Bohrouz Boochani è un poeta iraniano di etnia curda, un giornalista e uno scrittore. E’ lui il vincitore di quest’anno del prestigioso Victorian Prize for Literature, premio del valore di 100.000 dollari che tuttavia non ha potuto ritirare di persona perché si trova confinato da anni sull’isola di Manus in Australia.
Nel 2013 Boochani, fuggito dal regime del suo paese in cerca di asilo politico, era stato arrestato dalla polizia mentre cercava di approdare via mare in Australia. Le ferree regole anti- immigrazione australiane prevedono infatti che chiunque tenti di entrare irregolarmente nel paese venga detenuto sulle isole di Nauru e Manus.
E’ proprio su quest’ultima che lo scrittore è costretto a vivere da ormai quasi sei anni, prima in un centro di detenzione e, successivamente alla sua chiusura nel 2017, in alloggi di fortuna. Nonostante infatti la struttura sia stata chiusa – anche a seguito alle accuse di violazione dei diritti umani mosse al Governo da parte di ONG e organismi internazionali– ai richiedenti asilo continua ad essere impedito di entrare in Australia, obbligandoli ad essere relegati in quella che oggi può essere definita un’enorme prigione a cielo aperto.
Nasce in questo contesto l’opera di Boochani, “No Friend But the Mountains: Writing from Manus Prison”. Un libro audace che racconta le condizioni in cui vivono i migranti confinati, il cui obiettivo principale, come ha spiegato l’autore “è sempre stato quello di far capire alle persone, in Australia e in tutto il mondo, come questo sistema abbia torturato persone innocenti a Manus e Nauru, in modo sistematico, per quasi sei anni“( leggi qui l’intervista integrale rilasciata al The Guardian).
Boochani, in un suo video postato il 31 gennaio 2019 in occasione della premiazione a cui non ha potuto essere presente fisicamente, ha rivelato che la genesi del suo libro è da ricercare nelle parole del funzionario dell’immigrazione che a seguito del suo fermo lo ha chiamato in ufficio per comunicargli che sarebbe stato esiliato sull’isola di Manus.
“Ho detto loro che sono uno scrittore. Quella stessa persona ha riso di me e ha ordinato alle guardie di esiliarmi su Manus. Ho tenuto quest’immagine nella mia mente per anni, anche mentre stavo scrivendo il mio romanzo […]. E ‘stato un atto di umiliazione. Quando sono arrivato a Manus, ho creato un’altra immagine per me stesso. Ho immaginato un romanziere in una prigione remota“.

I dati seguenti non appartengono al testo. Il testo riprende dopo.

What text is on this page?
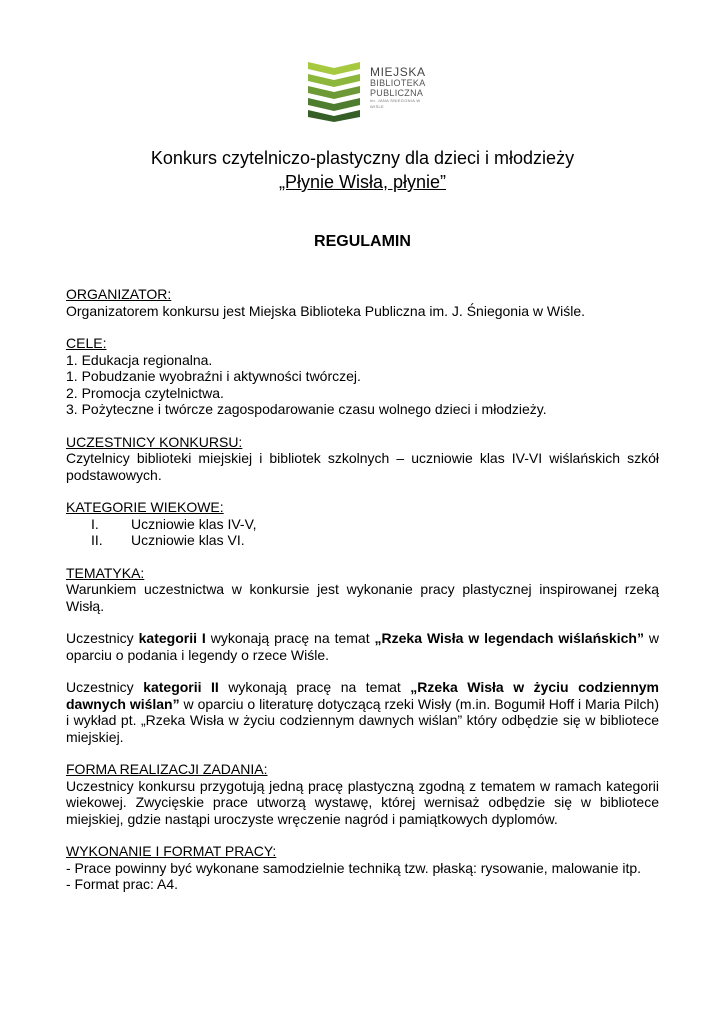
MIEJSKA
BIBLIOTEKA
PUBLICZNA
im. JANA ŚNIEGONIA W WIŚLE
Konkurs czytelniczo-plastyczny dla dzieci i młodzieży
„Płynie Wisła, płynie”
REGULAMIN
ORGANIZATOR:
Organizatorem konkursu jest Miejska Biblioteka Publiczna im. J. Śniegonia w Wiśle.
CELE:
1. Edukacja regionalna.
1. Pobudzanie wyobraźni i aktywności twórczej.
2. Promocja czytelnictwa.
3. Pożyteczne i twórcze zagospodarowanie czasu wolnego dzieci i młodzieży.
UCZESTNICY KONKURSU:
Czytelnicy biblioteki miejskiej i bibliotek szkolnych – uczniowie klas IV-VI wiślańskich szkół podstawowych.
KATEGORIE WIEKOWE:
I.	Uczniowie klas IV-V,
II.	Uczniowie klas VI.
TEMATYKA:
Warunkiem uczestnictwa w konkursie jest wykonanie pracy plastycznej inspirowanej rzeką Wisłą.
Uczestnicy kategorii I wykonają pracę na temat „Rzeka Wisła w legendach wiślańskich” w oparciu o podania i legendy o rzece Wiśle.
Uczestnicy kategorii II wykonają pracę na temat „Rzeka Wisła w życiu codziennym dawnych wiślan” w oparciu o literaturę dotyczącą rzeki Wisły (m.in. Bogumił Hoff i Maria Pilch) i wykład pt. „Rzeka Wisła w życiu codziennym dawnych wiślan” który odbędzie się w bibliotece miejskiej.
FORMA REALIZACJI ZADANIA:
Uczestnicy konkursu przygotują jedną pracę plastyczną zgodną z tematem w ramach kategorii wiekowej. Zwycięskie prace utworzą wystawę, której wernisaż odbędzie się w bibliotece miejskiej, gdzie nastąpi uroczyste wręczenie nagród i pamiątkowych dyplomów.
WYKONANIE I FORMAT PRACY:
- Prace powinny być wykonane samodzielnie techniką tzw. płaską: rysowanie, malowanie itp.
- Format prac: A4.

Per la paura che il suo lavoro venisse distrutto dalle guardie che perquisivano periodicamente le stanze, il trentacinquenne ha per anni inviato messaggi su Whats App al suo amico Omid Tofighian, che li ha poi tradotti dal farsi con l’aiuto di Moones Mansoubi, le due persone che hanno ritirato formalmente il premio.
Al pari di quanto già tragicamente successo in passato, il libro di Boochani è un’opera che nasce dietro le reti e dentro i confini, destinata tuttavia a superarli. Come affermato dallo stesso autore “questo premio è una vittoria. È una vittoria non solo per noi, ma per la letteratura e l’arte e, soprattutto, è una vittoria per l’umanità. Una vittoria per gli esseri umani, per la dignità umana. Una vittoria contro un sistema che non ci ha mai riconosciuti come esseri umani. E’ una vittoria contro un sistema che ci ha ridotto a numeri“.